Entenda como o “antibiótico da horta” age nos pulmões e no intestino de forma natural. Este guia ensina o preparo correto do mastruz com leite para aliviar tosses e fortalecer sua saúde.
Você já ouviu alguém dizer que mastruz com leite cura quase tudo? Em muitas famílias brasileiras, essa mistura caseira passa de geração em geração como um “remédio da horta”, especialmente para tosse, catarro e vermes intestinais. Mesmo sendo um costume antigo, é importante entender melhor como essa planta age, quais cuidados ter e quando ela pode ser apenas um apoio, e não o tratamento principal.
O que é o mastruz e como ele age no organismo
O mastruz, também chamado de erva-de-santa-maria, é uma planta de cheiro forte, muito comum em hortas caseiras e quintais. Na medicina popular, ele é usado para aliviar problemas respiratórios leves, desconfortos digestivos e como apoio em casos de vermes intestinais, geralmente em forma de chá, suco ou misturado com alimentos.
Essa planta contém compostos como óleos essenciais e saponinas, que podem ter efeito expectorante, ajudando a soltar o catarro, e possível ação vermífuga. Porém, a resposta varia de pessoa para pessoa, da quantidade usada e do modo de preparo, por isso o mastruz não deve substituir remédios prescritos em situações mais sérias.
Como o mastruz com leite pode ajudar na saúde pulmonar
Muita gente conhece o mastruz com leite como um “antibiótico da horta” para desconfortos respiratórios do dia a dia. Acredita-se que o mastruz ajude a afinar o muco, facilitando a eliminação das secreções, enquanto o leite suaviza a garganta e torna o sabor mais aceitável para quem tem sensibilidade.
No uso caseiro, a mistura costuma ser tomada em pequenas quantidades por alguns dias, em casos de tosse produtiva leve, sensação de peito “carregado” ou resfriados com catarro.
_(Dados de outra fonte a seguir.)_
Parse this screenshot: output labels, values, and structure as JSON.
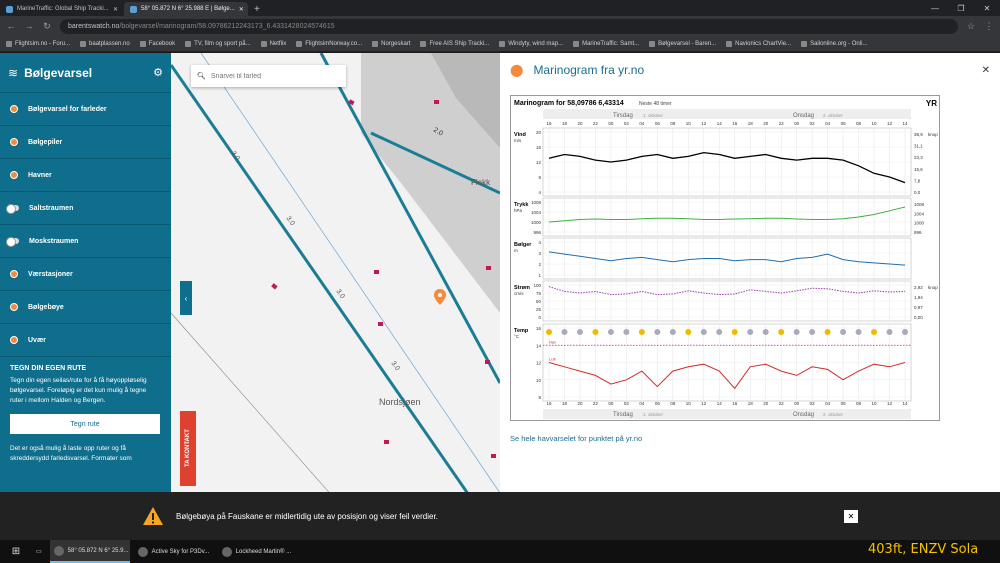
{
  "browser": {
    "tabs": [
      {
        "label": "MarineTraffic: Global Ship Tracki..."
      },
      {
        "label": "58° 05.872 N 6° 25.988 E | Bølge..."
      }
    ],
    "url_host": "barentswatch.no",
    "url_path": "/bolgevarsel/marinogram/58.09786212243173_6.4331428024574615",
    "bookmarks": [
      "Flightsim.no - Foru...",
      "baatplassen.no",
      "Facebook",
      "TV, film og sport på...",
      "Netflix",
      "FlightsimNorway.co...",
      "Norgeskart",
      "Free AIS Ship Tracki...",
      "Windyty, wind map...",
      "MarineTraffic: Samt...",
      "Bølgevarsel - Baren...",
      "Navionics ChartVie...",
      "Sailonline.org - Onli..."
    ]
  },
  "sidebar": {
    "title": "Bølgevarsel",
    "items": [
      {
        "label": "Bølgevarsel for farleder",
        "type": "dot"
      },
      {
        "label": "Bølgepiler",
        "type": "dot"
      },
      {
        "label": "Havner",
        "type": "dot"
      },
      {
        "label": "Saltstraumen",
        "type": "toggle"
      },
      {
        "label": "Moskstraumen",
        "type": "toggle"
      },
      {
        "label": "Værstasjoner",
        "type": "dot"
      },
      {
        "label": "Bølgebøye",
        "type": "dot"
      },
      {
        "label": "Uvær",
        "type": "dot"
      }
    ],
    "route": {
      "heading": "TEGN DIN EGEN RUTE",
      "text": "Tegn din egen seilas/rute for å få høyoppløselig bølgevarsel. Foreløpig er det kun mulig å tegne ruter i mellom Halden og Bergen.",
      "button": "Tegn rute",
      "text2": "Det er også mulig å laste opp ruter og få skreddersydd farledsvarsel. Formater som"
    }
  },
  "map": {
    "search_placeholder": "Snarvei til farled",
    "contact_label": "TA KONTAKT",
    "labels": {
      "sea": "Nordsjøen",
      "place": "Flekk",
      "c1": "3.0",
      "c2": "2.0"
    }
  },
  "panel": {
    "title": "Marinogram fra yr.no",
    "link": "Se hele havvarselet for punktet på yr.no"
  },
  "chart_data": {
    "type": "line",
    "title": "Marinogram for 58,09786 6,43314",
    "subtitle": "Neste 48 timer",
    "brand": "YR",
    "days_top": [
      "Tirsdag",
      "Onsdag"
    ],
    "days_top_dates": [
      "1. oktober",
      "2. oktober"
    ],
    "hours": [
      "16",
      "18",
      "20",
      "22",
      "00",
      "02",
      "04",
      "06",
      "08",
      "10",
      "12",
      "14",
      "16",
      "18",
      "20",
      "22",
      "00",
      "02",
      "04",
      "06",
      "08",
      "10",
      "12",
      "14"
    ],
    "panels": [
      {
        "name": "Vind",
        "unit": "m/s",
        "yticks": [
          4,
          8,
          12,
          16,
          20
        ],
        "right_unit": "knop",
        "right_ticks": [
          "38,9",
          "31,1",
          "23,3",
          "15,6",
          "7,8",
          "0,0"
        ],
        "color": "#000000",
        "values": [
          13,
          14,
          13.5,
          12.5,
          12,
          12.5,
          13.5,
          14,
          13,
          13.5,
          14.5,
          14,
          13,
          13.5,
          14,
          13,
          12.5,
          13,
          13,
          12.5,
          11,
          9,
          8,
          6.5
        ]
      },
      {
        "name": "Trykk",
        "unit": "hPa",
        "yticks": [
          996,
          1000,
          1004,
          1008
        ],
        "right_ticks": [
          "1008",
          "1004",
          "1000",
          "996"
        ],
        "color": "#3cb043",
        "values": [
          1000,
          1000.5,
          1001,
          1001.2,
          1001,
          1001,
          1001.3,
          1001.5,
          1001.5,
          1001.3,
          1001,
          1001,
          1001.2,
          1001.3,
          1001.5,
          1001.5,
          1001.2,
          1001,
          1001,
          1001.3,
          1002,
          1003,
          1004.5,
          1006
        ]
      },
      {
        "name": "Bølger",
        "unit": "m",
        "yticks": [
          1,
          2,
          3,
          4
        ],
        "color": "#1f6fb0",
        "values": [
          3.1,
          2.9,
          2.7,
          2.5,
          2.3,
          2.5,
          2.6,
          2.4,
          2.2,
          2.4,
          2.5,
          2.5,
          2.3,
          2.4,
          2.4,
          2.2,
          2.5,
          2.6,
          2.9,
          2.4,
          2.2,
          2.1,
          2.0,
          1.9
        ]
      },
      {
        "name": "Strøm",
        "unit": "cm/s",
        "yticks": [
          0,
          25,
          50,
          75,
          100
        ],
        "right_unit": "knop",
        "right_ticks": [
          "2,92",
          "1,94",
          "0,97",
          "0,00"
        ],
        "color": "#9b3bb5",
        "values": [
          95,
          80,
          75,
          80,
          70,
          72,
          80,
          70,
          72,
          82,
          75,
          70,
          72,
          85,
          80,
          75,
          82,
          90,
          88,
          80,
          75,
          82,
          78,
          80
        ]
      },
      {
        "name": "Temp",
        "unit": "°C",
        "yticks": [
          8,
          10,
          12,
          14,
          16
        ],
        "color": "#d42a2a",
        "values": [
          12,
          11.5,
          11,
          10.5,
          9.5,
          10,
          11,
          9.2,
          11,
          11.5,
          11.8,
          11,
          9,
          11.5,
          11.8,
          11,
          10.5,
          11.5,
          11.2,
          10,
          11,
          11.8,
          11.5,
          12
        ]
      }
    ],
    "sea_temp_label": "Hav",
    "air_temp_label": "Luft",
    "sea_temp": 14
  },
  "alert": {
    "text": "Bølgebøya på Fauskane er midlertidig ute av posisjon og viser feil verdier."
  },
  "taskbar": {
    "apps": [
      "58° 05.872 N 6° 25.9...",
      "Active Sky for P3Dv...",
      "Lockheed Martin® ..."
    ],
    "overlay": "403ft, ENZV Sola"
  }
}
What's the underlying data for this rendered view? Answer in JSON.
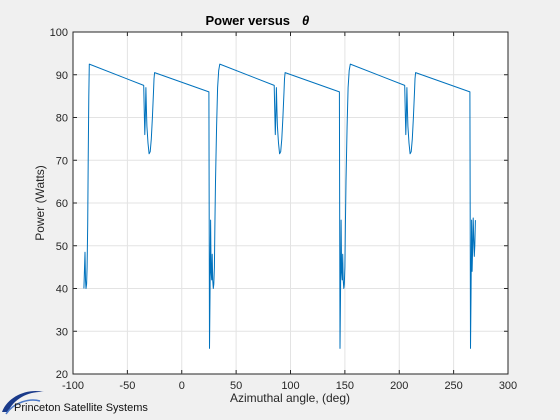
{
  "chart_data": {
    "type": "line",
    "title": "Power versus",
    "title_symbol": "θ",
    "xlabel": "Azimuthal angle,  (deg)",
    "ylabel": "Power (Watts)",
    "xlim": [
      -100,
      300
    ],
    "ylim": [
      20,
      100
    ],
    "xticks": [
      -100,
      -50,
      0,
      50,
      100,
      150,
      200,
      250,
      300
    ],
    "yticks": [
      20,
      30,
      40,
      50,
      60,
      70,
      80,
      90,
      100
    ],
    "xtick_labels": [
      "-100",
      "-50",
      "0",
      "50",
      "100",
      "150",
      "200",
      "250",
      "300"
    ],
    "ytick_labels": [
      "20",
      "30",
      "40",
      "50",
      "60",
      "70",
      "80",
      "90",
      "100"
    ],
    "grid": true,
    "line_color": "#0072bd",
    "series": [
      {
        "x": [
          -90,
          -89,
          -88.5,
          -88,
          -87.5,
          -87,
          -86.5,
          -86,
          -85.5,
          -85,
          -35,
          -34.5,
          -34,
          -33.5,
          -33,
          -32.5,
          -32,
          -31,
          -30,
          -29,
          -28,
          -27,
          -26,
          -25.5,
          -25,
          25,
          25.5,
          26,
          26.5,
          27,
          27.5,
          28,
          28.5,
          29,
          29.5,
          30,
          30.5,
          31,
          32,
          33,
          34,
          35,
          85,
          85.5,
          86,
          86.5,
          87,
          87.5,
          88,
          89,
          90,
          91,
          92,
          93,
          94,
          94.5,
          95,
          145,
          145.5,
          146,
          146.5,
          147,
          147.5,
          148,
          148.5,
          149,
          149.5,
          150,
          150.5,
          151,
          152,
          153,
          154,
          155,
          205,
          205.5,
          206,
          206.5,
          207,
          207.5,
          208,
          209,
          210,
          211,
          212,
          213,
          214,
          214.5,
          215,
          265,
          265.5,
          266,
          266.5,
          267,
          267.5,
          268,
          268.5,
          269,
          269.5,
          270
        ],
        "y": [
          40,
          48.5,
          42,
          40,
          41,
          45,
          55,
          70,
          85,
          92.5,
          87.5,
          82,
          76,
          80,
          87,
          82,
          78,
          74,
          71.5,
          72,
          75,
          80,
          86,
          89,
          90.5,
          86,
          26,
          38,
          56,
          44,
          42,
          48,
          42,
          40,
          41,
          45,
          55,
          65,
          78,
          87,
          91,
          92.5,
          87.5,
          82,
          76,
          80,
          87,
          82,
          78,
          74,
          71.5,
          72,
          75,
          80,
          86,
          89,
          90.5,
          86,
          26,
          38,
          56,
          44,
          42,
          48,
          42,
          40,
          41,
          45,
          55,
          65,
          78,
          87,
          91,
          92.5,
          87.5,
          82,
          76,
          80,
          87,
          82,
          78,
          74,
          71.5,
          72,
          75,
          80,
          86,
          89,
          90.5,
          86,
          26,
          38,
          56,
          44,
          50,
          56.5,
          52,
          47.5,
          50,
          56
        ]
      }
    ]
  },
  "branding": {
    "company_name": "Princeton Satellite Systems"
  }
}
Porém, se surgirem sinais como febre alta, falta de ar intensa, chiado forte ou dor no peito, é fundamental procurar atendimento médico e não confiar apenas na bebida.
O mastruz com leite realmente combate parasitas intestinais
Em muitas casas, o mastruz é lembrado como um velho aliado contra verminoses, especialmente em crianças, embora hoje os vermífugos de farmácia sejam a principal escolha. A mistura com leite costuma ser dada em pequenas doses, geralmente pela manhã, na tentativa de reduzir a quantidade de parasitas no intestino.
Alguns estudos apontam que compostos da erva-de-santa-maria podem interferir no metabolismo de certos parasitas, ajudando a explicar seu uso tradicional. Mesmo assim, a dose segura e eficaz não é totalmente padronizada, sobretudo para gestantes, idosos e crianças pequenas, por isso o remédio de farmácia indicado por profissional continua sendo o tratamento principal.
Para ovcê que gosta de se cuidar, separamos um vídeo do canal da Angela Xavier com dicas de consumo e benefícios da erva de santa maria para o corpo:
Como preparar e consumir o mastruz com leite com mais segurança
Quem cultiva a planta em casa costuma preparar o mastruz com leite de forma simples: usa poucas folhas, bem lavadas, misturadas ao leite morno ou em temperatura ambiente. A ideia é extrair o suco das folhas e diluir no leite para suavizar o gosto forte e reduzir o risco de irritação no estômago que pode surgir quando a planta é tomada pura.
Para deixar o uso mais cuidadoso no dia a dia, muitas pessoas seguem um passo a passo simples:
- Lavar bem as folhas de mastruz em água corrente antes do uso;
- Usar apenas poucas folhas, evitando quantidades grandes de uma vez;
- Adicionar leite pasteurizado ou previamente fervido e já frio;
- Bater rapidamente no liquidificador ou macerar as folhas e coar, se desejar;
- Consumir em pequenas porções, por tempo limitado, observando qualquer sinal de mal-estar.
Quais cuidados e limites observar no uso do “antibiótico da horta”
Mesmo sendo natural, o mastruz não é isento de riscos e o apelido “antibiótico da horta” não significa que ele funcione como um antibiótico de farmácia. Em excesso, pode causar náuseas, vômitos, dor abdominal e até interagir com outros medicamentos, especialmente em quem já tem doenças prévias ou faz uso contínuo de remédios.
Por isso, não é recomendado substituir antibióticos ou vermífugos prescritos apenas por plantas, nem usar o mastruz com leite de forma prolongada e diária. Crianças, gestantes, pessoas com doenças hepáticas, alergias ou condições crônicas devem sempre conversar com um profissional de saúde antes de incluir esse “remédio de horta” na rotina, usando-o apenas como complemento e nunca como única forma de tratamento.